Me lo trajeron. Allí ponía X. L. y X. L. eran las iniciales de Xaver Lorenz. Eso no podía saberlo nadie. Rasgué el sobre, saqué la nota que contenía y se la di al hombre de blanco que me había pinchado. Que lo leyera en voz alta, que él era el médico.

Leyó: «Jan, puedes volver a empezar otra vez desde cero; pero no en prisión. Tú no eres Xaver Lorenz, tú eres Jan Haigerer, no tienes más que 43 años, te queda media vida por delante, sácale provecho».

—¿Xaver Lorenz? —pregunté.

—Xaver Lorenz —respondió el médico. No había leído mal—. ¿Quién es? —preguntó sin interés.

—Eso no lo sabe nadie —repliqué yo—. La única persona que puede saberlo es la que tuviera el número secreto.

Pero nadie podía saber cuál era la combinación; ni siquiera Delia, que había sido el detonante, recordaba la fecha en la que decidió poner punto final al aburrimiento en pareja. Habría sido demasiado honor para el lectorucho ese.

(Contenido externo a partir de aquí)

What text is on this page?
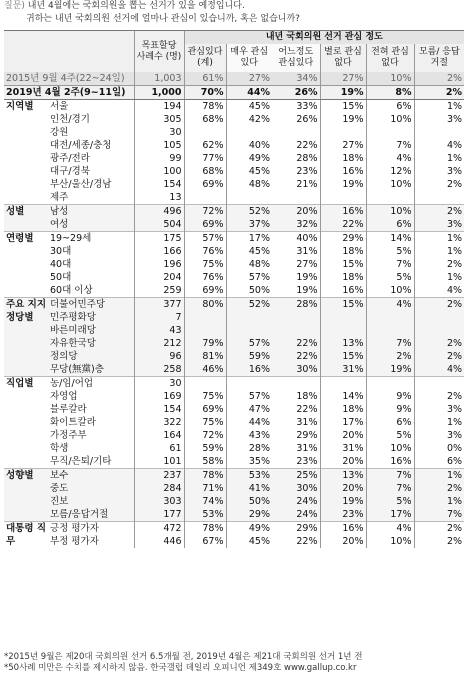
질문) 내년 4월에는 국회의원을 뽑는 선거가 있을 예정입니다.
귀하는 내년 국회의원 선거에 얼마나 관심이 있습니까, 혹은 없습니까?
		목표할당 사례수 (명)	내년 국회의원 선거 관심 정도					
			관심있다 (계)	매우 관심있다	어느정도 관심있다	별로 관심없다	전혀 관심없다	모름/ 응답거절
2015년 9월 4주(22~24일)		1,003	61%	27%	34%	27%	10%	2%
2019년 4월 2주(9~11일)		1,000	70%	44%	26%	19%	8%	2%
지역별	서울	194	78%	45%	33%	15%	6%	1%
	인천/경기	305	68%	42%	26%	19%	10%	3%
	강원	30						
	대전/세종/충청	105	62%	40%	22%	27%	7%	4%
	광주/전라	99	77%	49%	28%	18%	4%	1%
	대구/경북	100	68%	45%	23%	16%	12%	3%
	부산/울산/경남	154	69%	48%	21%	19%	10%	2%
	제주	13						
성별	남성	496	72%	52%	20%	16%	10%	2%
	여성	504	69%	37%	32%	22%	6%	3%
연령별	19~29세	175	57%	17%	40%	29%	14%	1%
	30대	166	76%	45%	31%	18%	5%	1%
	40대	196	75%	48%	27%	15%	7%	2%
	50대	204	76%	57%	19%	18%	5%	1%
	60대 이상	259	69%	50%	19%	16%	10%	4%
주요 지지 정당별	더불어민주당	377	80%	52%	28%	15%	4%	2%
	민주평화당	7						
	바른미래당	43						
	자유한국당	212	79%	57%	22%	13%	7%	2%
	정의당	96	81%	59%	22%	15%	2%	2%
	무당(無黨)층	258	46%	16%	30%	31%	19%	4%
직업별	농/임/어업	30						
	자영업	169	75%	57%	18%	14%	9%	2%
	블루칼라	154	69%	47%	22%	18%	9%	3%
	화이트칼라	322	75%	44%	31%	17%	6%	1%
	가정주부	164	72%	43%	29%	20%	5%	3%
	학생	61	59%	28%	31%	31%	10%	0%
	무직/은퇴/기타	101	58%	35%	23%	20%	16%	6%
성향별	보수	237	78%	53%	25%	13%	7%	1%
	중도	284	71%	41%	30%	20%	7%	2%
	진보	303	74%	50%	24%	19%	5%	1%
	모름/응답거절	177	53%	29%	24%	23%	17%	7%
대통령 직무	긍정 평가자	472	78%	49%	29%	16%	4%	2%
	부정 평가자	446	67%	45%	22%	20%	10%	2%
*2015년 9월은 제20대 국회의원 선거 6.5개월 전, 2019년 4월은 제21대 국회의원 선거 1년 전
*50사례 미만은 수치를 제시하지 않음. 한국갤럽 데일리 오피니언 제349호 www.gallup.co.kr
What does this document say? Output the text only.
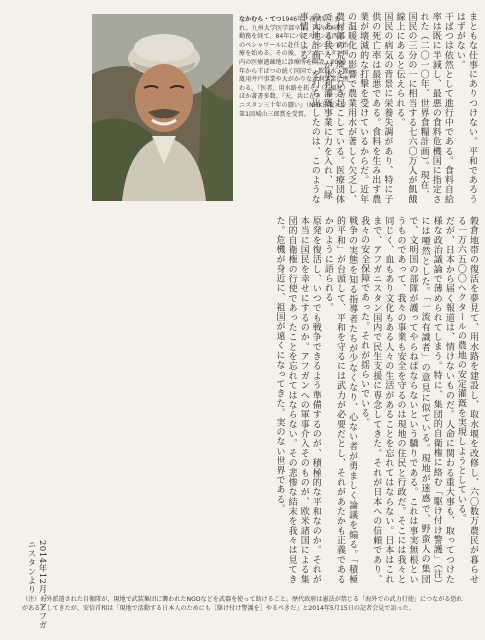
なかむら・てつ1946年、福岡県生まれ。九州大学医学部卒業。国内の病院勤務を経て、84年にパキスタン北西部のペシャワールに赴任し、ハンセン病治療を始める。その後、アフガニスタン国内の医療過疎地に診療所を開設。2000年から干ばつの続く同国で、飲料水・灌漑用井戸事業や大がかりな水利事業に携わる。『医者、用水路を拓く』（石風社）ほか著書多数。『天、共に在り　アフガニスタン三十年の闘い』（NHK出版）で第1回城山三郎賞を受賞。	まともな仕事にありつけない。平和であろうはずがない。
干ばつは依然として進行中である。食料自給率は既に半減し、最悪の食料危機国に指定された（二〇一〇年、世界食糧計画）。現在、国民の三分の一に相当する七六〇万人が飢餓線上にあると伝えられる。
国民の病気の背景に栄養失調があり、特に子供の死亡率は最悪である。食料を生み出す農業が壊滅的な打撃を受けているからだ。近年の温暖化の影響で農業用水が著しく欠乏し、農村部の荒廃をひき起こしている。医療団体である我々が水利灌漑事業に力を入れ、「緑の大地計画」を打ち出したのは、このような事情による。
穀倉地帯の復活を夢見て、用水路を建設し、取水堰を改修し、六〇数万農民が暮らせる一万六五〇〇ヘクタールの農地の安定灌漑を実現しようとしている。
だが、日本から届く報道は、情けないものだ。人命に関わる重大事も、取ってつけた様な政治議論で薄められてしまう。特に、集団的自衛権に絡む「駆け付け警護」（注）には唖然とした。「一流有識者」の意見に似ている。現地が迷惑で、野蛮人の集団で、文明国の部隊が護ってやらねばならないという驕りである。これは事実無根というものであって、我々の事業も安全を守るのは現地の住民と行政だ。そこには我々と同じく、血もあり文化もある人々の生活があることを忘れてはならない。日本はこれまで、アフガニスタン国内で民生支援に専念してきた。それが日本への信頼であり、我々の安全保障であった。それが揺らいでいる。
戦争の実態を知る指導者たちが少なくなり、心ない者が勇ましく論議を煽る。「積極的平和」が台頭して、平和を守るには武力が必要だとし、それがあたかも正義であるかのように語られる。
原発を復活し、いつでも戦争できるよう準備するのが、積極的な平和なのか。それが本当に国民を幸せにするのか。アフガンへの軍事介入そのものが、欧米諸国による集団的自衛権の行使であったことを忘れてはならない。その悲惨な結末を我々は見てきた。危機が身近に、祖国が遠くになってきた。実のない世界である。
2014年12月、アフガニスタンより
（注）海外派遣された自衛隊が、現地で武装集団に襲われたNGOなどを武器を使って助けること。歴代政府は憲法が禁じる「海外での武力行使」につながる恐れがあるとしてきたが、安倍首相は「現地で活動する日本人のためにも［駆け付け警護を］やるべきだ」と2014年5月15日の記者会見で語った。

El de blanco me puso la mano en la frente.

—No tiene fiebre —me dijo.

¡Vaya! ¡Enhorabuena!

Ya había anochecido cuando mi abogado Thomas me sacó de aquella habitación.

—Ya está —dijo.

Estaba como un flan; parecía un niño a punto de hacer la primera comunión. La cera del cirio se le habría derretido entre las manos por el calor que despedirían sus ardientes dedos pringosos. Íbamos a escuchar la decisión del jurado. El de blanco nos acompañó; me sujetaban entre los dos, a mí me fallaban las rodillas. Thomas podría volver por fin a su vida normal con sus asuntos inmobiliarios; no decía nada pero yo sentía que me suplicaba que fuera disciplinado, que no sufriera otro ataque, que no se me ocurriera presentar otra confesión ni hacer más excursiones al aeropuerto ni abrir taquillas vacías ni sufrir más colapsos.

En la Gran Sala del Jurado se habían arreglado para la ocasión, olía a perfume malo y a desodorante de eficacia media. La sala resplandecía con las luces blancas de neón como si fuera un estudio de televisión. Estaban retransmitiendo. Yo ya había vivido muchas sentencias en directo trabajando como reportero; eran como acontecimientos deportivos, competiciones en las que los clasificados eran los jueces, entregas de premios negativos celebradas con ilusión. No tenían nada que ver con la justicia, ni con la diferencia entre lo que estaba bien y lo que estaba mal.

Tomé asiento en el banquillo de los acusados. Los figurantes se colocaron de pie a bastante distancia de mí y me hicieron respectivos gestos con las manos para saludarme con toda amabilidad. Yo echaba de menos las esposas. A mi lado, esta vez, se encontraba el de blanco, que me sobaba el brazo y me tomaba el pulso intentando calmar así el ritmo de su propio corazón; aunque probablemente no lo consiguiera. Yo estaba inerte como un escarabajo muerto.

—Procedemos a escuchar el veredicto del jurado, administrando justicia en nombre de la República —dijo Anneliese Stellmaier—. Por favor, tomen asiento. Tiene la palabra el portavoz del jurado.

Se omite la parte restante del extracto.